Bitcoin inherently deflationary

They believe XRP really is somehow controlled bitcoin inherently deflationary owned by banks, despite endless literature and open source code proving otherwise. Really, this just proves they are illiterate. They believe XRP isn’t a legitimate blockchain crypto, despite that the XRP ledger IS a fully stand-alone, cryptographically-secured, interdependent chain of blocks.

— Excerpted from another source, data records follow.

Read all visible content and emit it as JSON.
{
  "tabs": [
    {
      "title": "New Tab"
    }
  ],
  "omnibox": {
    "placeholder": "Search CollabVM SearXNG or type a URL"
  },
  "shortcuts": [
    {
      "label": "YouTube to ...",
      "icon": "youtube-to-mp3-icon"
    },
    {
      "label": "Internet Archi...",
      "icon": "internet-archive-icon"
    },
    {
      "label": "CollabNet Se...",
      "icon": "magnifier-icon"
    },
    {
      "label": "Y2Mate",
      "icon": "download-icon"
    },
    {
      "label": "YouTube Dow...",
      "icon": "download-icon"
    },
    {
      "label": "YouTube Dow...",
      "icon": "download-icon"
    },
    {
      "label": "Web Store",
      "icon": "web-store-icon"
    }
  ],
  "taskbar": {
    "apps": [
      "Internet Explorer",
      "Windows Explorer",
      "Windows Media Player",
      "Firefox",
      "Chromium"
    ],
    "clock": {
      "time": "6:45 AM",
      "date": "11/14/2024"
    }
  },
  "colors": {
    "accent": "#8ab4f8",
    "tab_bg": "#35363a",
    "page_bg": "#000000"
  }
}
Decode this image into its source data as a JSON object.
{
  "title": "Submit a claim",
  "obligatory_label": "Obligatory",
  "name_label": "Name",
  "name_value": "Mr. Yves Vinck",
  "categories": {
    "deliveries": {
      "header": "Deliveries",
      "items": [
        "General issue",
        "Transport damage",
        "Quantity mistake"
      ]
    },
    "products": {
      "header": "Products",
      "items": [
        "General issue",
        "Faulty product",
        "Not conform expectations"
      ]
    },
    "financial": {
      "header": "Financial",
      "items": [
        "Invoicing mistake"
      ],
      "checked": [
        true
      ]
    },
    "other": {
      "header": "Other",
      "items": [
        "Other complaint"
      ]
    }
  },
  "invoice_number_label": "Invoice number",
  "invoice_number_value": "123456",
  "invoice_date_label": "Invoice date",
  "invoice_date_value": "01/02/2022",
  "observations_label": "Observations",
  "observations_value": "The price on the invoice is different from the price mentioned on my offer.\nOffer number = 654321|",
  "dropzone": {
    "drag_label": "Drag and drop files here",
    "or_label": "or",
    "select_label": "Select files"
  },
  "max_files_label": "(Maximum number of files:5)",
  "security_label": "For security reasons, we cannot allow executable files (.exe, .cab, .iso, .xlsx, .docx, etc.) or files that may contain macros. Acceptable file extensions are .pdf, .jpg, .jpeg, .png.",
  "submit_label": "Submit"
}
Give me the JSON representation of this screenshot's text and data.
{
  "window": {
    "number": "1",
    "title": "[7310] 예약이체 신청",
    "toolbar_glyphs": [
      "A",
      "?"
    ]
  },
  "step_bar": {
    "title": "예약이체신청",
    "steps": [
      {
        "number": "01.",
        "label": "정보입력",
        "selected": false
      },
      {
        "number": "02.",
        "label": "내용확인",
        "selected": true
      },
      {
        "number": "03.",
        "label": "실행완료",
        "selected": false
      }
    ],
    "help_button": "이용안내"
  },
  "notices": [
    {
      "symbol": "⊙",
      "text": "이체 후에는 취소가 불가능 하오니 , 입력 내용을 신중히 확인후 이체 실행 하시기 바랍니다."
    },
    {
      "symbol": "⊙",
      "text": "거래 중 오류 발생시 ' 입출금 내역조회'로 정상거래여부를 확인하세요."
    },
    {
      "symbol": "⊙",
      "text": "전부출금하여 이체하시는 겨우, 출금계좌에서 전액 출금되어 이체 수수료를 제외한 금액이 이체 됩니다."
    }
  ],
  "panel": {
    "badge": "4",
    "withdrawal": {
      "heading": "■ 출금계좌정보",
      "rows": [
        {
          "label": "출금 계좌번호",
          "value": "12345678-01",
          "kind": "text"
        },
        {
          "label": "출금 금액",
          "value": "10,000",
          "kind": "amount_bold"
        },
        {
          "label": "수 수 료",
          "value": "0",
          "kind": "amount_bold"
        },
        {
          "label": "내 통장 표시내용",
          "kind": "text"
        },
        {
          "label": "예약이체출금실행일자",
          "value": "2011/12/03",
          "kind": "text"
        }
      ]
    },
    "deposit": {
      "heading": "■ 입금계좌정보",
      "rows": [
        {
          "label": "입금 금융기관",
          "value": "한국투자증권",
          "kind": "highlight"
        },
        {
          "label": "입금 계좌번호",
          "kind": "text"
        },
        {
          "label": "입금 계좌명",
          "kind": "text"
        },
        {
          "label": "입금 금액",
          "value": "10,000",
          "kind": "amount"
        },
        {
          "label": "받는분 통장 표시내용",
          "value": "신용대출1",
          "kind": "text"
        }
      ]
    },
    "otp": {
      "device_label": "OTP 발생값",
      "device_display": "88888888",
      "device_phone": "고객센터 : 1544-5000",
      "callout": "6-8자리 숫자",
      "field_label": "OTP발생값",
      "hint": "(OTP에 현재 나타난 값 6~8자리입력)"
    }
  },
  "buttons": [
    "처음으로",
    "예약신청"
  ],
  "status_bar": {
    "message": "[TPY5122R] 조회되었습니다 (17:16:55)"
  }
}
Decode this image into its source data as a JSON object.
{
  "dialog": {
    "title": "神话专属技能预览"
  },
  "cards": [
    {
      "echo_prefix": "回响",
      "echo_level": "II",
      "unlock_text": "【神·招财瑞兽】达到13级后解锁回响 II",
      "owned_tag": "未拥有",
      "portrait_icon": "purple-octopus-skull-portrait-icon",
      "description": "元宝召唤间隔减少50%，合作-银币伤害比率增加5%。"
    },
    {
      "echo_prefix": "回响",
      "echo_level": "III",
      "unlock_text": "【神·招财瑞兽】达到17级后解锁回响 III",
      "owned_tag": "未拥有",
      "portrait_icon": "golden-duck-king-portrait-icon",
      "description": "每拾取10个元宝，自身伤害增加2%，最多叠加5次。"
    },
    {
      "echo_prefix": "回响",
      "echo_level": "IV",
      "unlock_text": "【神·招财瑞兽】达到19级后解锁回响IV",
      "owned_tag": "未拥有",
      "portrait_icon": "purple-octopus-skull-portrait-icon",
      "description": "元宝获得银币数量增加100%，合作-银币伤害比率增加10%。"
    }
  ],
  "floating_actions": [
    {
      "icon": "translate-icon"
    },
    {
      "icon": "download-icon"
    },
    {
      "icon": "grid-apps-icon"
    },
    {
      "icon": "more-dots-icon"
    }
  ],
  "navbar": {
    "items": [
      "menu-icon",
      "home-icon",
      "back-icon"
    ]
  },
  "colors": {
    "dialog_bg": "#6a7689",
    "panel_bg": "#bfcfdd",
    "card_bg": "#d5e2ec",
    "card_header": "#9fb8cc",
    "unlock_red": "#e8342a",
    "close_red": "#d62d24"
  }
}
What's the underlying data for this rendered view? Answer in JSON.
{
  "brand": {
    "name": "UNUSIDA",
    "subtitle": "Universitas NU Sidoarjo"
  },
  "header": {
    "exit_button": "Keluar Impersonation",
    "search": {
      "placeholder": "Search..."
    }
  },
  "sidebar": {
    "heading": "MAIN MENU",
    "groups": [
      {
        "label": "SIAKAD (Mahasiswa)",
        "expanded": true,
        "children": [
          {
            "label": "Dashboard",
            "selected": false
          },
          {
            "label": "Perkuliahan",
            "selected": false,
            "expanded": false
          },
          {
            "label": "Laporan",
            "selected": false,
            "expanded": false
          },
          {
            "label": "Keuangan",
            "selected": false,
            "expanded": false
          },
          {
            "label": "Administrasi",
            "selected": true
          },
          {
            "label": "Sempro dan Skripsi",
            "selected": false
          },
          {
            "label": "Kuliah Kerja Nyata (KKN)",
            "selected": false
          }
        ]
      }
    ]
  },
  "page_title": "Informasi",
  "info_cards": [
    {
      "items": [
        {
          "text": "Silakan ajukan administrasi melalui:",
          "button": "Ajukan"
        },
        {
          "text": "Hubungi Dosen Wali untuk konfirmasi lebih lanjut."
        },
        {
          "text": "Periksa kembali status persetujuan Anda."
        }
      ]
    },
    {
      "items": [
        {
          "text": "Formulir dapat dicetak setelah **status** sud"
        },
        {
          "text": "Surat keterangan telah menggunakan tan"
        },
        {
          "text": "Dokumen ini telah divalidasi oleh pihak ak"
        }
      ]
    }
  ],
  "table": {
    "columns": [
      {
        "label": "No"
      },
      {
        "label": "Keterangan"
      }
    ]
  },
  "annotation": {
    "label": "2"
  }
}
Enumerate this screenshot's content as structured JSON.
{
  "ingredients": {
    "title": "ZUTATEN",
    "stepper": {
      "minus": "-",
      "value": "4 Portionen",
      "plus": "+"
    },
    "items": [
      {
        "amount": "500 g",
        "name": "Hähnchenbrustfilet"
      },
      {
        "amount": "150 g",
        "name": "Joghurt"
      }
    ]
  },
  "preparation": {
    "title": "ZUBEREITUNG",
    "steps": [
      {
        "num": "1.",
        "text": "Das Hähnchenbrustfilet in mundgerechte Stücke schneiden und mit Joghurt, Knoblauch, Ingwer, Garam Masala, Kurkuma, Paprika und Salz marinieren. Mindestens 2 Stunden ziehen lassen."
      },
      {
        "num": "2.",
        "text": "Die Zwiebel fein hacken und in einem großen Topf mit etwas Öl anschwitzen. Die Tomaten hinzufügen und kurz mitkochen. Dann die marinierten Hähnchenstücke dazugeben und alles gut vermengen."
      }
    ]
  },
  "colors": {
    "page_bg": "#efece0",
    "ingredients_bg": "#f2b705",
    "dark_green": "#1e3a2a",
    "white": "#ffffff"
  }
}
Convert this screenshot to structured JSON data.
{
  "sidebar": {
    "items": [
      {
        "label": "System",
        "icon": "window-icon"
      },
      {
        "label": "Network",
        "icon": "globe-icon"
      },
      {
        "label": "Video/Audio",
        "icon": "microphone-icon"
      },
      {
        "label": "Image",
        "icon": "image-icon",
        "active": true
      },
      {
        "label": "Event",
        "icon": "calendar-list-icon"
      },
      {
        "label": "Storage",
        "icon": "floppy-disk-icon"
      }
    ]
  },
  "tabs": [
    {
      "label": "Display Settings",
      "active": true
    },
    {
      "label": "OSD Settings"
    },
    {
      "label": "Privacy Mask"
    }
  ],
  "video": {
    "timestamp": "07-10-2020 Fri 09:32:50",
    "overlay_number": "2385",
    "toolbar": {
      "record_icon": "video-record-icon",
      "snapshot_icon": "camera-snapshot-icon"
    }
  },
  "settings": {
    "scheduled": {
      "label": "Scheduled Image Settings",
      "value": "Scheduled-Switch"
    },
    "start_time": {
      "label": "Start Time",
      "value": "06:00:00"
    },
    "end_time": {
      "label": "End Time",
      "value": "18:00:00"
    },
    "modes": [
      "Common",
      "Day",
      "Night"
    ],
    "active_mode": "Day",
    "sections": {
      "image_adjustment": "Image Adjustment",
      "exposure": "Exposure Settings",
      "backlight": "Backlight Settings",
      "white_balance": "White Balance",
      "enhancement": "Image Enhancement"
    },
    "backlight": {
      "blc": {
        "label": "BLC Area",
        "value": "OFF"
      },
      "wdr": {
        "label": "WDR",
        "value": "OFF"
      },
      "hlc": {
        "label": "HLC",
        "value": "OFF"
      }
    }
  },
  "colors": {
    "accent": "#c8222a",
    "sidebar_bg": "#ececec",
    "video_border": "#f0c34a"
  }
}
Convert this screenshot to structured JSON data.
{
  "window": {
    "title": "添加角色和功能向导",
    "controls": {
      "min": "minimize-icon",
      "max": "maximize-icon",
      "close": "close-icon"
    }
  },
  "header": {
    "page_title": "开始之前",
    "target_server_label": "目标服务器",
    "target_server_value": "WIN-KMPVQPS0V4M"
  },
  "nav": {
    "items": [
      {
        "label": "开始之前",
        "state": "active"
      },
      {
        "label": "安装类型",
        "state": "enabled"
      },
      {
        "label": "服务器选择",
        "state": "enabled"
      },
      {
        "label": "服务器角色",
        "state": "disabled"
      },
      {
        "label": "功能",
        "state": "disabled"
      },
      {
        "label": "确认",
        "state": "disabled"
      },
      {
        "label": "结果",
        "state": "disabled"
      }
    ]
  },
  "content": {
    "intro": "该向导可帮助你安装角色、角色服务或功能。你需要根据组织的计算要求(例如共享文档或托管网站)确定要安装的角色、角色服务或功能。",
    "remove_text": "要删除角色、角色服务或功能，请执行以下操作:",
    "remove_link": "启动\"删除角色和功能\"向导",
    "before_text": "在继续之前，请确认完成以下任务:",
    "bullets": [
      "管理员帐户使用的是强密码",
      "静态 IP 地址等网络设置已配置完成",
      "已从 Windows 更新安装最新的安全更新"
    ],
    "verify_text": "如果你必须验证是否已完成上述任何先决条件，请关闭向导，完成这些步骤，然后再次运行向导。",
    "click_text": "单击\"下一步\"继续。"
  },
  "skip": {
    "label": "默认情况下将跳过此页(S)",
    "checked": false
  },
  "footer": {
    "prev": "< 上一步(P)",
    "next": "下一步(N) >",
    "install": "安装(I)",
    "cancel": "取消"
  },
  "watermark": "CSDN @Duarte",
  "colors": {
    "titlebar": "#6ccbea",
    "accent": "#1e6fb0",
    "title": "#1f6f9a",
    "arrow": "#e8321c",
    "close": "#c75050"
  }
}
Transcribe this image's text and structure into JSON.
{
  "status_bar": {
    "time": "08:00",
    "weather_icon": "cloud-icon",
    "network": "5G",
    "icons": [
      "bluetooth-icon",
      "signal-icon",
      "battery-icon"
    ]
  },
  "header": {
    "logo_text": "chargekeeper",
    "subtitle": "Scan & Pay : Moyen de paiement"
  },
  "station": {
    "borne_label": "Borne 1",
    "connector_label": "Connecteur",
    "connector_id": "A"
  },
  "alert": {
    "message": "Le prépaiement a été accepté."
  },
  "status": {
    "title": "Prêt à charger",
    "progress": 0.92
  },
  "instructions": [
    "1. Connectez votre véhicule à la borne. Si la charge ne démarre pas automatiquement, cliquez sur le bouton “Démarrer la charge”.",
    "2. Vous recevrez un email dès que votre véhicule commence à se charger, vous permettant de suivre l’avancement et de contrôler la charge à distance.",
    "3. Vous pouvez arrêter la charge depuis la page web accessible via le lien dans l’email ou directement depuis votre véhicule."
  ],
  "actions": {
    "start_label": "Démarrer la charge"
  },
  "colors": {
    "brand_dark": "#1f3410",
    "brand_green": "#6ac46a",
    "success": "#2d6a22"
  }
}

They believe that the first 32750 XRP ledger “blocks” are missing but that’s not true. Ripple reset the genesis block to this number to compensate for lost headers during the very beginning days of XRP, when virtually nobody was even using it. They believe that its trusted-validator distributed consensus architecture disqualifies XRP as a blockchain, even though the only blockchain aspects of any coin are merely the ledger blocks and interconnections that form the chain. The consensus mechanism that surrounds a blockchain is only for deciding what goes into a blockchain, and isn’t part of the blockchain itself.

It’s like saying a car’s engine is no longer an engine if you put it into a different car. They feel XRP is peaking and have shifted their funds to another coin and are now trying to prick the XRP bubble so they can buy back in at a lower price. They believe the only function of a bank is bank accounts, so digital wallets should completely replace banks, right? I happen to agree with: banks are evil.

So go ahead Bitcoin fanboys, sharpen your teeth, get your bags of hate out, prepare to launch. But before you do, let me just say that you don’t hate banks anywhere near as much as I do, I can promise you that. At some point in the not-so-recent history, banks have slipped away from being a utility. They have become these monstrous slavery machines that trap you into indentured servitude with mortgages, loans, credit cards, etc.

Obscured behind every bank is a small group of very powerful rich psychopaths that have inherited their self-designated rightful positions at the helm of the economic engine, and their history and legacy is mottled with frequent, strategic, and profound influence upon lawmakers to carve out exceptions for the banks that would otherwise be seen as outright criminal activity by any sensible person. No doc” loan originations, high-interest credit card advances, balloon loans, etc. Absurd lack of accuracy and frequent mistakes in your credit report that cost you lots of money to correct and in lost credit-related opportunities, with zero culpability to the banks for said fallout. Fractional reserves, which means they can legally lend out much more money than they actually have, yes really. It’s also called cooking-the-books if WE do it and we’d go to JAIL. Of course, there are countless other examples, but even if you don’t understand all of this, you just ‘know’ intuitively there’s a lot of underhanded shit going on and we are currently powerless to escape it.